理想を現実に合わせる練習
このような「ままならない現実」を前にして「現実的な努力」を行い、それでも届かない理想を現実に合わせて「下方修正」するからこそ、多くの人は現実を生きることができます。現実から離れた理想の家を建てたけど、ローンを払えず家を手放して借金だけが残る……なんて現実的な生き方とはいえませんからね。人間が万能ではない以上、「ままならない現実」を前にした諦観は生きていれば何度も経験することです。だからこそ、子ども時代から少しずつ「ままならない現実に折り合いをつける練習」をしておくと役立ちます。

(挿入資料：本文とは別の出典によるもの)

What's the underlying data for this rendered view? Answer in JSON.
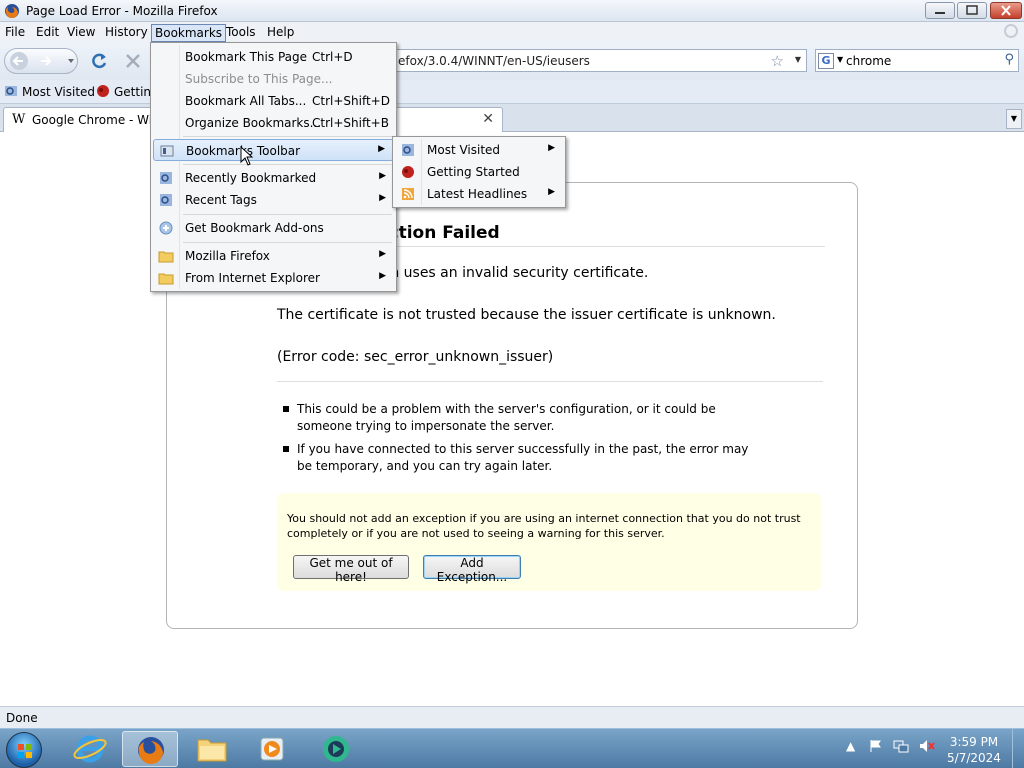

「ボンドロが欲しい×手に入らない」という構図は、子どもにとって「ままならない現実」を親の支えがある中で体験できる良い機会です。
シールに関しては、子どもたちは近隣の店舗を回って探すという「現実的な努力」をするでしょう。休みの日にちょっと遠くの店舗まで連れていってあげるなど、多少ならば親が協力することもあり得ます。それで手に入ればラッキー、無ければ「ここまでやって見つからないならしょうがないね」と親に支えられつつ気持ちを収めていく。せっかく少し遠い店舗まで足を延ばしたのだから、目の前にある類似品や100均のシールで折り合いをつけようか(=下方修正)。そういうことが大切になります。こうやって子どもたちは「ままならない現実に折り合いをつける練習」をしていくのです。
専業主婦のママ友にシール探しを頼む
大人は「ままならない現実に折り合いをつける練習」に付き合っていけばいいのですが、それがうまくいっていない事例を目にすることが増えました。シール交換にまつわる事例を紹介しましょう。
【事例:シールを手に入れるために奔走する母親】
小学校2年生の女子児童。ボンドロを求めて店舗に行くが、売り切れで入荷も未定である。手に入らないと女子児童が泣いて収拾がつかないため、働いている母親は日中に時間がある専業主婦のママ友に平日昼間のお店巡りを頼んだり、SNSで入荷情報を得たら会社を早退して買いに行ったり、景品がボンドロのクレーンゲームに何度もチャレンジしたり、フリマアプリで定価より高値で購入するなどしている。
この事例では、母親がシールを手に入れるために、かなり手を尽くしているのがわかると思います。ままならない現実に対して「多少ならば親が協力することもあり得ます」と先に述べましたが、この事例では他者(ママ友)を巻き込んだり、金銭的な打撃が生じたりしている時点で「やり過ぎ」な感じがあります。この事例では「ままならない現実に折り合いをつける練習」ではなく、子どもに不快感が出ないように「ボンドロが手に入らない」という現実の方を変えているのです。